In der ersten Dekade des neuen Jahrtausends wuchs allerdings der Appetit auf die Atomenergie erneut, nicht zuletzt befeuert von Energiekonzernen wie Enel, die sich ohnehin schon im Ausland an Kernkraftprojekten beteiligten. Doch ein erneutes Referendum, das die Berlusconi-Regierung in ihrer Endphase initiierte, führte erneut zur Absage. Am 12. Und 13. Juni 2011 stimmten 94,1 Prozent der Wahlbeteiligten unter dem Eindruck der Katastrophe von Fukushima erneut gegen eine Wiederaufnahme der Atomprogramme. Dies umso mehr, als die Berlusconi-Regierung den Bau von Kernkraftwerken an Orten vorschlug, die gerade erst in der jüngsten Vergangenheit von verheerenden Erdbeben heimgesucht worden waren. Deren Schäden sind im Übrigen zu großem Teil bis heute noch nicht repariert worden.
Zwei Referenden dagegen
Eines der Hauptargumente, die Salvini bei seinem jüngsten Vorstoß nutzte, war die Tatsache, dass Italien längst Strom aus Kernkraftwerken jenseits der Landesgrenzen bezieht. Lieferanten sind die Nachbarländer Frankreich, Schweiz und Slowenien. Den Opponenten der Kernenergie warf der Minister Scheinheiligkeit zu und erklärte, dann sei es doch ehrlicher, den Strom gleich auf eigenem Territorium zu produzieren. Unterstützt wird er dabei nicht nur von weiten Teilen der Energieindustrie, die dem Ambrosetti-Forum eine 156 Seiten umfassende und bejahende Studie lieferten.

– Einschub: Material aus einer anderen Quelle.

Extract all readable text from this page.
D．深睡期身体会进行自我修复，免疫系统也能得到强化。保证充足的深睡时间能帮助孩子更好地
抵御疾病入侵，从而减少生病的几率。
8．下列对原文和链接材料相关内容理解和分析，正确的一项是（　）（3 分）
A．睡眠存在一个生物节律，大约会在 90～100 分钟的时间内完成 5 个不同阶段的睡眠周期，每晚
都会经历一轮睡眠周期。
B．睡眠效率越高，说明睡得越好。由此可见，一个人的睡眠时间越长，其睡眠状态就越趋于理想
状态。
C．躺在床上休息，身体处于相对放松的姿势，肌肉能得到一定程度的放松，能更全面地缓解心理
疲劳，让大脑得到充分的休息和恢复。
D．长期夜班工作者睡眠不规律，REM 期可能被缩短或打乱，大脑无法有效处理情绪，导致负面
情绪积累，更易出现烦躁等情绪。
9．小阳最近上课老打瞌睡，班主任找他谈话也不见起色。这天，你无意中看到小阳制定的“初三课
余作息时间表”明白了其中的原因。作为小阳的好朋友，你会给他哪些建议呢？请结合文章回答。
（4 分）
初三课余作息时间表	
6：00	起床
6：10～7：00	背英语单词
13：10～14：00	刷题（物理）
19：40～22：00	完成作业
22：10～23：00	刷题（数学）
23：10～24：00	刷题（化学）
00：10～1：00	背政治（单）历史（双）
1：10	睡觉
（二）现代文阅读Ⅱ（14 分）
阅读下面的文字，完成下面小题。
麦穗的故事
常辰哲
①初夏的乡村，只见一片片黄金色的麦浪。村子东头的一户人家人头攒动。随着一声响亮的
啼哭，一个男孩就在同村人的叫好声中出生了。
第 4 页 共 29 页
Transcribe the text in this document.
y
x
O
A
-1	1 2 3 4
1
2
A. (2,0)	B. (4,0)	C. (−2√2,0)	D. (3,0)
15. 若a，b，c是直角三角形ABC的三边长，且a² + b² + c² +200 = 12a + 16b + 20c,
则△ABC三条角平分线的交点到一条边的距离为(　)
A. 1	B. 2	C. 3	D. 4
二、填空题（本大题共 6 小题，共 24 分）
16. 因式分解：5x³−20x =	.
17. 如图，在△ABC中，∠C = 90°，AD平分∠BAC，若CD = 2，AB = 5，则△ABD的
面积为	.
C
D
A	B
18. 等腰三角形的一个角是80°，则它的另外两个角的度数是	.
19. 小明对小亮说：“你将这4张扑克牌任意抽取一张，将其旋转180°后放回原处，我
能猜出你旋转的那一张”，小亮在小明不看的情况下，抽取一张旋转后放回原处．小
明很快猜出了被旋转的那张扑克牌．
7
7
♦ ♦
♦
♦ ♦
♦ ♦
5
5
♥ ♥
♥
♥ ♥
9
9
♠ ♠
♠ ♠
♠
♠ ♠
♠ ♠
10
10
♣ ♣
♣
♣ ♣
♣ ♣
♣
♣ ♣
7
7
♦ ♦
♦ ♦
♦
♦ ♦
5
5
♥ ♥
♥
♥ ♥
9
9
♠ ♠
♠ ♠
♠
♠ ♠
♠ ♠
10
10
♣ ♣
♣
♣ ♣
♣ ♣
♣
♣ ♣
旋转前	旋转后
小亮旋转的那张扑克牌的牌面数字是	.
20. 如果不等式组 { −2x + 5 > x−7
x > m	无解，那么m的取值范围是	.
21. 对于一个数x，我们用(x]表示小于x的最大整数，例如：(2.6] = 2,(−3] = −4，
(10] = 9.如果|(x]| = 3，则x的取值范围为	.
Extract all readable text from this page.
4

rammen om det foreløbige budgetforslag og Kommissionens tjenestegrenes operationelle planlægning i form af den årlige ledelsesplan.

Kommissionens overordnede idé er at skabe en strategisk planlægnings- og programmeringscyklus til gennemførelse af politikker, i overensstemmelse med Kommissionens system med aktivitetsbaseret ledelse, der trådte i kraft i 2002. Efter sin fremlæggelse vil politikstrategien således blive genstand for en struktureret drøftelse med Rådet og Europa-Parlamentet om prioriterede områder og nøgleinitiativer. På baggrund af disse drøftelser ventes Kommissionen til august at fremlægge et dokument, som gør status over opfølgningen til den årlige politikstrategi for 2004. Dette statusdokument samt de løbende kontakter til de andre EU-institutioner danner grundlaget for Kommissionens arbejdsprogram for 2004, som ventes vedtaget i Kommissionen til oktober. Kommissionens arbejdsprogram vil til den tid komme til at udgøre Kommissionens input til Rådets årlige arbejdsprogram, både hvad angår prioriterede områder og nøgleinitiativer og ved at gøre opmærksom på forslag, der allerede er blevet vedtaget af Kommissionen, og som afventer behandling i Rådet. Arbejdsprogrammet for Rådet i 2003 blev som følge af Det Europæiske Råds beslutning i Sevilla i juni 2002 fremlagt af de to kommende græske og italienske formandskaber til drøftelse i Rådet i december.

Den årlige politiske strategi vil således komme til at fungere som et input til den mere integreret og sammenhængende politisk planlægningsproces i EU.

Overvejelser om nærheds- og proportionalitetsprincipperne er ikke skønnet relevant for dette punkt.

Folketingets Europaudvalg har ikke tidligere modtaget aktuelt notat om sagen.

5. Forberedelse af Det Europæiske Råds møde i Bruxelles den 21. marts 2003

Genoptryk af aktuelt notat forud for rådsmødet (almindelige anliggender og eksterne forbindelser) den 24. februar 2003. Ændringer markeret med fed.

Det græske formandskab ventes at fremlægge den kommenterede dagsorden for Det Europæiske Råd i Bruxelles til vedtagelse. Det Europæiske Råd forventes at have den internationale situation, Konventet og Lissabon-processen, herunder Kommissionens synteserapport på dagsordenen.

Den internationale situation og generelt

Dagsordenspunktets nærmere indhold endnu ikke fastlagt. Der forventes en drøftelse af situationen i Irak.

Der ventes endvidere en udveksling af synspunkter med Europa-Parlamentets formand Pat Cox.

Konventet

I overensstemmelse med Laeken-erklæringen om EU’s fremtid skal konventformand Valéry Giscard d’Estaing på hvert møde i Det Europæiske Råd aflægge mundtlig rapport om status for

Geht es nach den Intentionen der Mitte-rechts-Regierung unter Giorgia Meloni, könnten die ersten Meiler im Jahre 2032 errichtet werden. Ab 2040 sollten dann Reaktoren der vierten Generation folgen, die laut Industrie „noch sicherer“ wären. „Die produzierende Industrie fordert von uns ein deutliches Absenken der Strompreise, um international wettbewerbsfähig zu bleiben“, so Industrieminister Adolfo Urso (Fratelli d’Italia). Aus diesem Grunde sähe er keinen Weg, der an der Kernenergie vorbeiführte.
Ob es jedoch wirklich zur Realisierung kommt, wird auch vom Wahlvolk abhängen. Denn ein Wiedereinstieg in die Atomenergie dürfte wohl kaum ohne eine entsprechende Volksbefragung vonstattengehen. Und ob die italienischen Wähler wirklich gemäß der Überzeugung Salvinis den Plänen zustimmen, ist dahingestellt. Denn auch 34 Jahre nach Abschalten der letzten Kernkraftwerke geht deren Rückbau schleppend voran und es gibt noch keine brauchbaren Vorschläge für eine Endlagerung des angefallenen Atommülls.